How to Better Utilize Code Graphs in Semantic Code Search?
Yucen Shi,Ying Yin,Zhengkui Wang,David Lo,Tao Zhang,Xin Xia,Yuhai Zhao,Bowen Xu
DOI: https://doi.org/10.1145/3540250.3549087
2022-01-01
Abstract:Semantic code search greatly facilitates software reuse, which enables users to find code snippets highly matching user-specified natural language queries. Due to the rich expressive power of code graphs (e.g., control-flow graph and program dependency graph), both of the two mainstream research works (i.e., multi-modal models and pre-trained models) have attempted to incorporate code graphs for code modelling. However, they still have some limitations: First, there is still much room for improvement in terms of search effectiveness. Second, they have not fully considered the unique features of code graphs. In this paper, we propose a Graph-to-Sequence Converter, namely G 2 SC . Through converting the code graphs into lossless sequences, G 2 SC enables to address the problem of small graph learning using sequence feature learning and capture both the edges and nodes attribute information of code graphs. Thus, the effectiveness of code search can be greatly improved. In particular, G 2 SC first converts the code graph into a unique corresponding node sequence by a specific graph traversal strategy. Then, it gets a statement sequence by replacing each node with its corresponding statement. A set of carefully designed graph traversal strategies guarantee that the process is one-to-one and reversible. G 2 SC enables capturing rich semantic relationships (i.e., control flow, data flow, node/relationship properties) and provides learning model-friendly data transformation.

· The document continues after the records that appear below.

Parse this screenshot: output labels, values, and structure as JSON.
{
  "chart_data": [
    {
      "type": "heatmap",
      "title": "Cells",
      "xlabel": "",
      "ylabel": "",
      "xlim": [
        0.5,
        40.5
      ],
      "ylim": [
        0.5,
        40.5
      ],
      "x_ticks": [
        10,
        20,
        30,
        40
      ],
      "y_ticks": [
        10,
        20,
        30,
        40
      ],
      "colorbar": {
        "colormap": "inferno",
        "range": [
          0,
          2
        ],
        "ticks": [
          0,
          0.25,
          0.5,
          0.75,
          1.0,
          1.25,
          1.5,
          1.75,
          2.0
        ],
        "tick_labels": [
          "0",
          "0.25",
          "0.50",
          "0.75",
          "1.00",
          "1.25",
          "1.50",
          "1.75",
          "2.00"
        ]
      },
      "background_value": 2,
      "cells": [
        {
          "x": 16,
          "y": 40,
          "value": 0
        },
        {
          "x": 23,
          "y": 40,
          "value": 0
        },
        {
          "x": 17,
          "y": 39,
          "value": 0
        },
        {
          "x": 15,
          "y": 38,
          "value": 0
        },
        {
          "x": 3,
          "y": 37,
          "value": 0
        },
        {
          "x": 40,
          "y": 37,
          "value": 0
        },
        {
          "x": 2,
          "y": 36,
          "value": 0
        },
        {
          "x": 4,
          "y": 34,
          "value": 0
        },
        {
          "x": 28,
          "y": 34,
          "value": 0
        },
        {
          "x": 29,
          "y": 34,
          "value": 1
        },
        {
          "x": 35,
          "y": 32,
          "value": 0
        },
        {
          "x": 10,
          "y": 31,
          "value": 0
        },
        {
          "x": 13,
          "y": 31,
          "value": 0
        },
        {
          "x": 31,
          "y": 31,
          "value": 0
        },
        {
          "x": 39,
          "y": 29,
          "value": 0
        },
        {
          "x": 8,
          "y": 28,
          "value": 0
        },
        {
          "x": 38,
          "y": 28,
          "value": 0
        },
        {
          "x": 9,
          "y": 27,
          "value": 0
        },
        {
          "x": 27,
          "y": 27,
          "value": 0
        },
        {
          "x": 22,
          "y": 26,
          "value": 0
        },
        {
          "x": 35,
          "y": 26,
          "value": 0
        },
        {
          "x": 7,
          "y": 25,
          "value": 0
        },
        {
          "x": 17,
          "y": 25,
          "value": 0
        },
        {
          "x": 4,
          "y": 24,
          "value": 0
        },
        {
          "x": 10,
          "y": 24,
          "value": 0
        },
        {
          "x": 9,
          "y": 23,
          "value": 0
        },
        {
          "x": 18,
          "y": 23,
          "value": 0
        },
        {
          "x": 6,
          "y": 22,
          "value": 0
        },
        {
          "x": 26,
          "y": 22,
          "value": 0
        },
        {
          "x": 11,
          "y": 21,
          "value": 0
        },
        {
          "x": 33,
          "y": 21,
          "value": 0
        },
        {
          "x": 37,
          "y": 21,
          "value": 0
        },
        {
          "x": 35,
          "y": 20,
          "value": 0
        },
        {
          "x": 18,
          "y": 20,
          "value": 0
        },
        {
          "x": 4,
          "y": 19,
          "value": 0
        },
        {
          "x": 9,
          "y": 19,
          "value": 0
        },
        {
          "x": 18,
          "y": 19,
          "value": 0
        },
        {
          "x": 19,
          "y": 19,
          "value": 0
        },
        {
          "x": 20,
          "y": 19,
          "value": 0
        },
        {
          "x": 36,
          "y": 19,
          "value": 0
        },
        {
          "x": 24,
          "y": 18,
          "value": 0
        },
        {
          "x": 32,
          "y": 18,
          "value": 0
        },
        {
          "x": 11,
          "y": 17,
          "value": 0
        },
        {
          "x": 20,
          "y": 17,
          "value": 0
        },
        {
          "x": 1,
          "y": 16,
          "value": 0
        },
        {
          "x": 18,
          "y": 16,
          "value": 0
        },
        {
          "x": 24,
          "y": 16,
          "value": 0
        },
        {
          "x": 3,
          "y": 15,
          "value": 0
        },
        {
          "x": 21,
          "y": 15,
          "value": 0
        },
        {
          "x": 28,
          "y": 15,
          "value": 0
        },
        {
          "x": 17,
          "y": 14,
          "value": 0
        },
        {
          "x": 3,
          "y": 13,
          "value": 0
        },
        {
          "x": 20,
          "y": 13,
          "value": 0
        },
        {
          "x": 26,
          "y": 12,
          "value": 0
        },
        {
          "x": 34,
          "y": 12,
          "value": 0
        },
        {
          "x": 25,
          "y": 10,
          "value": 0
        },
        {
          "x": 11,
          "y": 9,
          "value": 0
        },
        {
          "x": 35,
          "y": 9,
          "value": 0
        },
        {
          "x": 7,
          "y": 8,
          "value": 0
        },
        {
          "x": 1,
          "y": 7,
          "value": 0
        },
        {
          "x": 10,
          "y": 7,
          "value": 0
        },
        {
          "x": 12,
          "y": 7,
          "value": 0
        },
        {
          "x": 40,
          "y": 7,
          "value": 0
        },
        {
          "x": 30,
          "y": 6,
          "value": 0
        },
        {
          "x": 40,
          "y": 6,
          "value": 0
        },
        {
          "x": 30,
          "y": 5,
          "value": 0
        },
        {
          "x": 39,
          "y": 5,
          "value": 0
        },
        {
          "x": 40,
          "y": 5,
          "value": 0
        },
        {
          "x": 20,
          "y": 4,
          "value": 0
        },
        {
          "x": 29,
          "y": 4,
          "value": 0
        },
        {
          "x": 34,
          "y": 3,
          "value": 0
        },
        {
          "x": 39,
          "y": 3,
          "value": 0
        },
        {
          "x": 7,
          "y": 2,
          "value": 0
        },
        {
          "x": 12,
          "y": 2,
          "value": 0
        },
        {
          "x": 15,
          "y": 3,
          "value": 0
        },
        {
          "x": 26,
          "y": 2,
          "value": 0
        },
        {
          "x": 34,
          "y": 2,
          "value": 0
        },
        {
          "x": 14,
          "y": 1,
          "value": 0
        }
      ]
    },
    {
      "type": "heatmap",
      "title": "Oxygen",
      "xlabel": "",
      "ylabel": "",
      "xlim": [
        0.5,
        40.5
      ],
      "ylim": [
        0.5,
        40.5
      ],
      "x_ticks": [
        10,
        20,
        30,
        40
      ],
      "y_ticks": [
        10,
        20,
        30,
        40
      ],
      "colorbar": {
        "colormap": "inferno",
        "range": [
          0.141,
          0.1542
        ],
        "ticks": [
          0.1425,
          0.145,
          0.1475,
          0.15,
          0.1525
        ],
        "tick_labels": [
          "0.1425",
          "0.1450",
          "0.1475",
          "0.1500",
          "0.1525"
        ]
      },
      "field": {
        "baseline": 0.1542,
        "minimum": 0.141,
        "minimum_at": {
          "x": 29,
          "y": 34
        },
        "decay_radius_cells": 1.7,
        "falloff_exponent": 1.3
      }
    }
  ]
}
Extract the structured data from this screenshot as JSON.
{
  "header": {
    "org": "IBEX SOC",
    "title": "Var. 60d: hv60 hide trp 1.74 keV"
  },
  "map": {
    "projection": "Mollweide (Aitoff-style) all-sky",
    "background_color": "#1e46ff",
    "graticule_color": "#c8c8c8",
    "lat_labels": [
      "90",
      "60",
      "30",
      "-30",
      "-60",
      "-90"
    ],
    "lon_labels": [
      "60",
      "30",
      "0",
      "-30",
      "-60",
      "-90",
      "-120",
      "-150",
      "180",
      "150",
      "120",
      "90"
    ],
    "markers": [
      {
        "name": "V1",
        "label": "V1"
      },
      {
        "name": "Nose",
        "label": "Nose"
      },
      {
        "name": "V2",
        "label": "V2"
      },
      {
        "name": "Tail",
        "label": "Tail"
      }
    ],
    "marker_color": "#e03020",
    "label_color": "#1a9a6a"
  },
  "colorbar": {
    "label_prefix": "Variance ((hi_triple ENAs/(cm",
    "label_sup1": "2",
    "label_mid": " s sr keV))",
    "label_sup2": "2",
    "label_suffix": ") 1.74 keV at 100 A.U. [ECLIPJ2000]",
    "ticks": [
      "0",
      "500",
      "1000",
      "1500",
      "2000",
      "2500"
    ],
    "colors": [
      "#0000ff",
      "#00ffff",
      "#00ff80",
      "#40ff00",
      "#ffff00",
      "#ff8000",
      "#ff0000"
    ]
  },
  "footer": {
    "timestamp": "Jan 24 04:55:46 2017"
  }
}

It can be flexibly integrated with existing models to better utilize the code graphs. As a proof-of-concept application, we present two G 2 SC enabled models: GSMM ( G 2 SC enabled multi-modal model) and GSCodeBERT ( G 2 SC enabled CodeBERT model). Extensive experiment results on two real large-scale datasets demonstrate that GSMM and GSCodeBERT can greatly improve the state-of-the-art models MMAN and GraphCodeBERT by 92% and 22% on R@1, and 63% and 11.5% on MRR, respectively.